Araf kafası karışmış bir şekilde "Bir dakika." dedi. "Buraya geldiğinizden Erdem Yarbayın haberi var mı?" Valla bunu ben de çok merak ediyordum. Umarım vardır yoksa bunları güzel bir fırça bekliyor gibiydi.
"Kısmen." diyen Ozan'la kaşlarım iyice çatıldı.
"Baştan anlatın şunu, valla bir bok anlamıyorum." dedi Araf. Kafa karışıklığını çok iyi anlıyordum, çünkü benim de kafam çok karışmıştı.
Soner oturduğu yerde biraz öne kayıp anlatmaya başladı. "Şimdi şöyle komutanım; biz zaten sizin yanınıza gelecektik, çünkü Erdem Yarbayın bir planı vardı. Normalde o plan doğrultusunda sizin yanınıza iki gün sonra gelecektik ama biz daha erken geldik.
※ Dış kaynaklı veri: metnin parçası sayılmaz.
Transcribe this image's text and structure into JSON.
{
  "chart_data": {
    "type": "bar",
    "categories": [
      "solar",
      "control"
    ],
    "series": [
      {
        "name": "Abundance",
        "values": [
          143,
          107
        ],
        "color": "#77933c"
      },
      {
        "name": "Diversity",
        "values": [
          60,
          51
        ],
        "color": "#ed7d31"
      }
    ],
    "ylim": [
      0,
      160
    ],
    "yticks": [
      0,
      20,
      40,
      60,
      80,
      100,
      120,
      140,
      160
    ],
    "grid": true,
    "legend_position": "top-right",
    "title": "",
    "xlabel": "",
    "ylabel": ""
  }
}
Neden erken geldik?" deyip diğerlerine baktı. "Bunu biz de bilmiyoruz ama ha iki gün sonra ha şimdi hiç fark etmez, biz de sizin gibi kaçak olacaktık zaten. Bu yüzden erkenden gelip şu olayı bir an önce çözmek istedik."
Araf başını sallayarak konuştu. "Tamam bunu anladım, Maya'nın ne işi var ve Erdem Yarbayın planı ne?"
"Erdem Yarbayın planladığı planlarda Maya da var." dedi Fatih. "Biliyorsunuz ki Maya'nın babasının bir internet sitesi vardı, Maya'da az çok bu işlerden anlıyormuş. Erdem Yarbay da Maya sayesinde internette sizin suçsuz olduğunuza inanan insanları toplayıp sosyal medyada bir kalkınma yapmak istedi. Bu sayede kesin hüküm olarak sizi suçlu değil de bu işin altında başka bir şey var sanacaklar ve detaylı bir inceleme başlayacaktık. Siz bu sürede yine kaçak olacaksınız ama size inanan bir insan topluluğu da olacak. Malum artık devir internet üzerinden yönetiliyor, bir şeyin üstünde çok duruluyorsa o işi detaylı bir incelemeye almak zorundalar yoksa bu işin önüne geçemezler." Şaşkınca Fatih'in anlattıklarını dinledim. Ne yalan söyleyeyim Erdem Yarbay güzel bir plan kurmuştu. Fatih'in de dediği gibi bu devir internet üzerinden ilerliyordu.
Fatih'in tekrardan söze girmesiyle ona odaklandım. "Birazdan Maya internet sitesini kuracak. O site tamamen sizin masum olduğunuza dayanılarak yapılacak ve bu siteyi dakikalar içinde herkes görecek. İlk başta tabii ki de bir kitle oluşturamayacağız kendimize ama en geç birkaç gün içinde büyük bi kitle oluşturup ortalığı ayağa kaldıracağız." Fatih anlatmaya devam ederken aklıma gelen şeyle sırıttım. Bence o internet sitesini kurduğumuz anda büyük bir kitle oluşturabilirdik.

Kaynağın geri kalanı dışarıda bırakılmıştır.